Though rainbow Jell-O molds and salads were a ubiquitous part of social gatherings a few decades ago, the food-like substance that begins as a dyed powder has fallen out of favor with most of us. It's a subject of mighty fascination for Pam Elder, a member of the Culinary Historians of Northern California who will be giving a talk about Jell-O at Omnivore Books on July 24, which will be accompanied by a Jell-O art contest.
For those born this century, Jell-O is a dyed powder made from the collagen extracted from the connective tissues and bones of animals, meaning it's definitely not vegan-friendly.
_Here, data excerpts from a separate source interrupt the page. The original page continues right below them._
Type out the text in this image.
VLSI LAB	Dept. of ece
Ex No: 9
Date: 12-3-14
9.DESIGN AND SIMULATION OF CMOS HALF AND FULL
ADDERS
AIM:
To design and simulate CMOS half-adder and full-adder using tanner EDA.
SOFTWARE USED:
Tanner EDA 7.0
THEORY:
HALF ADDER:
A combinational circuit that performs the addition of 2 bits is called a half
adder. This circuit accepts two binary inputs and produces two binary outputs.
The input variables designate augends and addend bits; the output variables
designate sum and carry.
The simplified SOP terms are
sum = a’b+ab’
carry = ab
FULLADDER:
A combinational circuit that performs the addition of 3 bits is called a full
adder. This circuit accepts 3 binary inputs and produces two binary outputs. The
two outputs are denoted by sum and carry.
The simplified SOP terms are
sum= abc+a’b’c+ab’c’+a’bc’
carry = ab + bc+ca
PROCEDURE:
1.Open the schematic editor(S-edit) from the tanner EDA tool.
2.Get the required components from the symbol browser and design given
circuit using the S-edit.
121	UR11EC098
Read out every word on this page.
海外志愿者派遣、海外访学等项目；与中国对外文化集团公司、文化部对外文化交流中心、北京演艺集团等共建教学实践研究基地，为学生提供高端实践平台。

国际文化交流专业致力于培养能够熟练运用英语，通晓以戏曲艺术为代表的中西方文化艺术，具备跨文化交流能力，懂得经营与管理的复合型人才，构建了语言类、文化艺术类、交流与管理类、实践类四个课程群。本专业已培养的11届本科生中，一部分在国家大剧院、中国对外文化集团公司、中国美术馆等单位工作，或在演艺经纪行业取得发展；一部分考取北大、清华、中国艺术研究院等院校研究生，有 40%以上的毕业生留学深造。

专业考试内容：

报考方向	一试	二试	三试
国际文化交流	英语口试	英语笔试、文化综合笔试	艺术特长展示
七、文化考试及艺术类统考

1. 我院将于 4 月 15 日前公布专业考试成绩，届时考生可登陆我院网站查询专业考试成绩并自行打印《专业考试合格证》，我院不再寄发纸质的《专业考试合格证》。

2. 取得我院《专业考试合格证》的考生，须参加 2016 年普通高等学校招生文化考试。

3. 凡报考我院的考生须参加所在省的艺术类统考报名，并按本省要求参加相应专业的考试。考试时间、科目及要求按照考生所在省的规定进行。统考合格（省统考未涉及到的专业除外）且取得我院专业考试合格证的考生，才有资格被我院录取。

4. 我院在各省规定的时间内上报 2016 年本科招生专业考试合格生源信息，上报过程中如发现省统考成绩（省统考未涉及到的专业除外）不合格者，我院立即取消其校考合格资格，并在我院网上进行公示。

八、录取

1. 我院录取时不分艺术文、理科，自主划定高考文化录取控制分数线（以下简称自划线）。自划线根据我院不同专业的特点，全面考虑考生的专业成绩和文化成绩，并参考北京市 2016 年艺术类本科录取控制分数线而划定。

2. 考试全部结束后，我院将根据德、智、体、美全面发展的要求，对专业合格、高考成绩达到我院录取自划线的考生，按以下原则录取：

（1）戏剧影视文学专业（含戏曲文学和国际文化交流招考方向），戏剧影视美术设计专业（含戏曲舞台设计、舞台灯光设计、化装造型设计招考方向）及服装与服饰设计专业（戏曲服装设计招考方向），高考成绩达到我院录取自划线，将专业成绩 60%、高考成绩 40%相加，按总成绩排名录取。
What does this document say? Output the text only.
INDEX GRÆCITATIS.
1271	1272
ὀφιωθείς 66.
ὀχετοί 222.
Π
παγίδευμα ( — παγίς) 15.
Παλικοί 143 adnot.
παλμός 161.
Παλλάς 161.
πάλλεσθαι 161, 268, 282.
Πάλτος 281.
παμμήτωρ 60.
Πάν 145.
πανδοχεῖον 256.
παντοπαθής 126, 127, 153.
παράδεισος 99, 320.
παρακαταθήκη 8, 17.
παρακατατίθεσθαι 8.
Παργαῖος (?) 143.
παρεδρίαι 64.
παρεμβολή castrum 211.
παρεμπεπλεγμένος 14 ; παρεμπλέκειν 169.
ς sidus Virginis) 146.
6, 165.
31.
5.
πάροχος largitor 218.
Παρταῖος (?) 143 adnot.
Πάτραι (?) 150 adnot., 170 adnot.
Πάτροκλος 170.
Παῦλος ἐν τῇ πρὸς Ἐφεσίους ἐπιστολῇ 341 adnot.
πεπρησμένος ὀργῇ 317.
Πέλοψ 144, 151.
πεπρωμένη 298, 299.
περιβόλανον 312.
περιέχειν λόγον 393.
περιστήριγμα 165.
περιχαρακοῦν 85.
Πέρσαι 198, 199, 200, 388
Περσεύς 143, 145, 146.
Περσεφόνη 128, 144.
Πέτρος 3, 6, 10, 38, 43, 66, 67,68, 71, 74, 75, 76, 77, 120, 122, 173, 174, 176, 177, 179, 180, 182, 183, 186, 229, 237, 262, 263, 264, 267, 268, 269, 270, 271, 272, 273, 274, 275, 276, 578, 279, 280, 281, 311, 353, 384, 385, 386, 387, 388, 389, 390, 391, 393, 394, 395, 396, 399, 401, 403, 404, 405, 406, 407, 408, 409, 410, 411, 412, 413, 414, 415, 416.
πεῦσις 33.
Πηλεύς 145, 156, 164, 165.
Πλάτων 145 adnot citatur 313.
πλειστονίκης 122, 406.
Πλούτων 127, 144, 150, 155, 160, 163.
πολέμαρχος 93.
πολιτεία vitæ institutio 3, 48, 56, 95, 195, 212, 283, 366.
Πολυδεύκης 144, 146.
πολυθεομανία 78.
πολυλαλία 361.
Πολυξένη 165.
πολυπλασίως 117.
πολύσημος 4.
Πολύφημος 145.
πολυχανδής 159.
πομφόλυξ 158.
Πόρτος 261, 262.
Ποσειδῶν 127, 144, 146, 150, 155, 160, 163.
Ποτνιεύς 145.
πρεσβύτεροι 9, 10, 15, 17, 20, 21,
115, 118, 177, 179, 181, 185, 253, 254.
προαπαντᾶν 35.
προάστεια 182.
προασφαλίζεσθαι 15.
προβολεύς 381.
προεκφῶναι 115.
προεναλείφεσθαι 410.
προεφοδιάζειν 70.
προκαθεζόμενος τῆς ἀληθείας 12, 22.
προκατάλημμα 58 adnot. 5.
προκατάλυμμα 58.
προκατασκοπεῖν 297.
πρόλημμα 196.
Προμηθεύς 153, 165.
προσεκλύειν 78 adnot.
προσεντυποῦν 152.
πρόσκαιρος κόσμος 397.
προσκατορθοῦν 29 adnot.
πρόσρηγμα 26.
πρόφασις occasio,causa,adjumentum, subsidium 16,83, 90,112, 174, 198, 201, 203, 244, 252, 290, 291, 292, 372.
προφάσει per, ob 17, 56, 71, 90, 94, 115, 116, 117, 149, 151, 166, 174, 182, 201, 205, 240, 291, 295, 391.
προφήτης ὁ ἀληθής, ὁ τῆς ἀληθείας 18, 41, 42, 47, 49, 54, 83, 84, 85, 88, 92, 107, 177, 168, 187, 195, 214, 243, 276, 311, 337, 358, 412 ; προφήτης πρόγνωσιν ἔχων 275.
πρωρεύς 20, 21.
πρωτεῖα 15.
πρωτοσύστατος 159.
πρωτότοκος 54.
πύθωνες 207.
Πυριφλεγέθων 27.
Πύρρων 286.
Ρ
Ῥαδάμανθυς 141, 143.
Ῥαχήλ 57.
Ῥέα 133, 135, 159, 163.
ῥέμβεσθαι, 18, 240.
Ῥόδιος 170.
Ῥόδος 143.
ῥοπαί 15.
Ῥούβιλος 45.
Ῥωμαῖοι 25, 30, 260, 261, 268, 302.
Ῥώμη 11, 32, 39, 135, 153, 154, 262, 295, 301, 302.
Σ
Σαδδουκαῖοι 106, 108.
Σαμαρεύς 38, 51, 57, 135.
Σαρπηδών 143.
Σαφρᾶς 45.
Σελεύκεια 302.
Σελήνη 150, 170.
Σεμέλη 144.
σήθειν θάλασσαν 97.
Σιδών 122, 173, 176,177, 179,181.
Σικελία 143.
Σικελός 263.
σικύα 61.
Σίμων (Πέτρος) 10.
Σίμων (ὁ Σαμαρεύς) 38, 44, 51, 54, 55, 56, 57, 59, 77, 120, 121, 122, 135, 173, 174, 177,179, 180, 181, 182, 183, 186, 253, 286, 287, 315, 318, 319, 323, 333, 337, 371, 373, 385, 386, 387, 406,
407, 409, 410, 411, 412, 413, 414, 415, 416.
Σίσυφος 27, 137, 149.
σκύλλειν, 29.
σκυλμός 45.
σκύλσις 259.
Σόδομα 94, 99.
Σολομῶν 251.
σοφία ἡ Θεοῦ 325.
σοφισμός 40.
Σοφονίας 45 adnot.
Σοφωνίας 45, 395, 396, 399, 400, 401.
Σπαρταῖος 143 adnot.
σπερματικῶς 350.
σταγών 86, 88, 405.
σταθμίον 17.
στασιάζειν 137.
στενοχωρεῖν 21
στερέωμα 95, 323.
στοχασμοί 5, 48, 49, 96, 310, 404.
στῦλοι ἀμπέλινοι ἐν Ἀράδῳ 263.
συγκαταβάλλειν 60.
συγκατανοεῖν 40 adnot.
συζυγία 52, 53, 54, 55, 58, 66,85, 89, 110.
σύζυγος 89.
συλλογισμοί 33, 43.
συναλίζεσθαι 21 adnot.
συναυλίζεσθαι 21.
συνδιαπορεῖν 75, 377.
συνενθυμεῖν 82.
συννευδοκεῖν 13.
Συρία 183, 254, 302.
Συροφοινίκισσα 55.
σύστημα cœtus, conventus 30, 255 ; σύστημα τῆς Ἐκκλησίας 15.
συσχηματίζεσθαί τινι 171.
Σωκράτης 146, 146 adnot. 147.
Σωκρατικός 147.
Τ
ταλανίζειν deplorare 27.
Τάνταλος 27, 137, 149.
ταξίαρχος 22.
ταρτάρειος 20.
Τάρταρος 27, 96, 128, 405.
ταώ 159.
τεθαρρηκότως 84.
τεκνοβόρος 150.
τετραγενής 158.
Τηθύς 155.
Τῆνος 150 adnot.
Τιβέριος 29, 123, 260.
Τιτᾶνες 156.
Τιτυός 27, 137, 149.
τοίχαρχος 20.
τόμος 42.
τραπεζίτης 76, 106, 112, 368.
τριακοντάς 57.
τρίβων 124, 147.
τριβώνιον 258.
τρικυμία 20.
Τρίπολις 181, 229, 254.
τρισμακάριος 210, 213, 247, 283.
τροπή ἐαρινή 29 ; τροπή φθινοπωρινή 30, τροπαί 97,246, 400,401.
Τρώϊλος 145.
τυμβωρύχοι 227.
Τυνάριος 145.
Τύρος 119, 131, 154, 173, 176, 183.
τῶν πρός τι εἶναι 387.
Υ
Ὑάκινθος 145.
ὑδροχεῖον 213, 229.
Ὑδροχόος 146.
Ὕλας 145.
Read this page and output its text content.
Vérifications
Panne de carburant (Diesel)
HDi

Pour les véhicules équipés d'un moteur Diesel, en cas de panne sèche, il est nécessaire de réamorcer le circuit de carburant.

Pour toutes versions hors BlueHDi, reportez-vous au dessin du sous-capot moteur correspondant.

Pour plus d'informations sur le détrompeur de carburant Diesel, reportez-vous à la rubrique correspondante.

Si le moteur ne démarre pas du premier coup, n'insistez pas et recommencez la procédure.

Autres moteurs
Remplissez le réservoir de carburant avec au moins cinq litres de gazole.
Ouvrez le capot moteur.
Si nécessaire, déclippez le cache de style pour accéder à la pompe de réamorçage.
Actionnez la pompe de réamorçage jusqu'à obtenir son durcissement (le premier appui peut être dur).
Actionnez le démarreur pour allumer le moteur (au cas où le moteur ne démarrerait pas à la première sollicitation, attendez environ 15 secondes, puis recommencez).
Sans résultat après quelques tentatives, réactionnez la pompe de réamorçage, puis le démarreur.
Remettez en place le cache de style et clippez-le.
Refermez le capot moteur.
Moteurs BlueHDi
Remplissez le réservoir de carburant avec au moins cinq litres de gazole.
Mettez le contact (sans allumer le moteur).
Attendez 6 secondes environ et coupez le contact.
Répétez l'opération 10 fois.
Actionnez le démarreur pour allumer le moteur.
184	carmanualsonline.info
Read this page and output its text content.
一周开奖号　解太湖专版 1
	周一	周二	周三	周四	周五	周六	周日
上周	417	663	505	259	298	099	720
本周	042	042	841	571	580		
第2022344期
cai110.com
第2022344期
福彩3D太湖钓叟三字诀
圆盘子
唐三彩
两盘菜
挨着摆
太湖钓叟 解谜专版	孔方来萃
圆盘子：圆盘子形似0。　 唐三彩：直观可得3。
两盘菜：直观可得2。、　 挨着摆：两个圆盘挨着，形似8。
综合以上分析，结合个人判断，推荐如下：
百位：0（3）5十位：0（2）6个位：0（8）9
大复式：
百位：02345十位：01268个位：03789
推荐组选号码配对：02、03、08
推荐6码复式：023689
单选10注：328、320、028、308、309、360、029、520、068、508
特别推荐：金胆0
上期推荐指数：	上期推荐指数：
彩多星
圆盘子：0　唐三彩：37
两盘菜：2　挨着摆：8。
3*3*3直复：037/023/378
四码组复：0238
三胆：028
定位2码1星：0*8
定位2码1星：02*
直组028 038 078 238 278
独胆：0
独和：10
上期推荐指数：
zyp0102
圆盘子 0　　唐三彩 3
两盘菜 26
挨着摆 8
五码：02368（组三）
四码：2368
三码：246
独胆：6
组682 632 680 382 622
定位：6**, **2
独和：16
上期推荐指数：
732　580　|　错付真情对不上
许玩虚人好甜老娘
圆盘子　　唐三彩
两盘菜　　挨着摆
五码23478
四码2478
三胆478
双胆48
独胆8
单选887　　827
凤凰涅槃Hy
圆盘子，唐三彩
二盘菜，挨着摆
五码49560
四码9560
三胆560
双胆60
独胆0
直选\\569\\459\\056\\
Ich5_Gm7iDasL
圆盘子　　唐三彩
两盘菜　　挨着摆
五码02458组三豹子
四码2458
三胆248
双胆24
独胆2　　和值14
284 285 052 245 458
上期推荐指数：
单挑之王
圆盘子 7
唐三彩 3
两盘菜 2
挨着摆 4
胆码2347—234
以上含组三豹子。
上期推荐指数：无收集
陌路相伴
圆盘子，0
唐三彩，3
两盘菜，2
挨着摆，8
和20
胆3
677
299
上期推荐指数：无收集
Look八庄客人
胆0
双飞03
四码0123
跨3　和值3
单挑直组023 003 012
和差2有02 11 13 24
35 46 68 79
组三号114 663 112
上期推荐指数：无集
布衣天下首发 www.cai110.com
Elder, who lives in Orinda, first became interested in Jell-O when she met Oakland photographer Pat Monaco, who collects Jell-O related advertisements and ephemera (Monaco too, will be at the talk). Elder herself grew up in the 50s and 60s eating Jell-O for dessert every night, and in her world, "a buffet without [a Jell-O dish of some kind] was disappointing to say the least."
Monaco's collection shows "the range that Jell-O brought the American homemaker in terms of its potential for creative expression," says Elder, "though some of the [recipes] you wouldn't want to eat, but they're beautiful."
Elder appreciates the substance for its versatility, noting that it can be used for side dishes, salads, mains and desserts, but also as an "amazing medium," meaning that she has seen entire cities or the human body crafted out of the stuff.
She can also point to numerous websites where one can find all kinds of wacky experiments with Jell-O (perhaps the strangest is using Jell-O to make ballistics gelatin, which was then used to test how then Vice President Dick Cheney could have shot his hunting companion Harry Whittington).
Elder emphasizes that she's not affiliated in any way with Jell-o or Kraft Foods. She can even understand why the stuff has fallen out of favor. "It's not Michael Pollan-approved," she says, "People have concerns regarding dyes and excessive sugar being connected to autism in children." But overall she espouses a Julia Child-like approach: "Everything in moderation."
Elder will be speaking at 6:30 p.m., Omnivore Books on Thursday, July 24. Bring an edible Jell-O creation for judging and eating.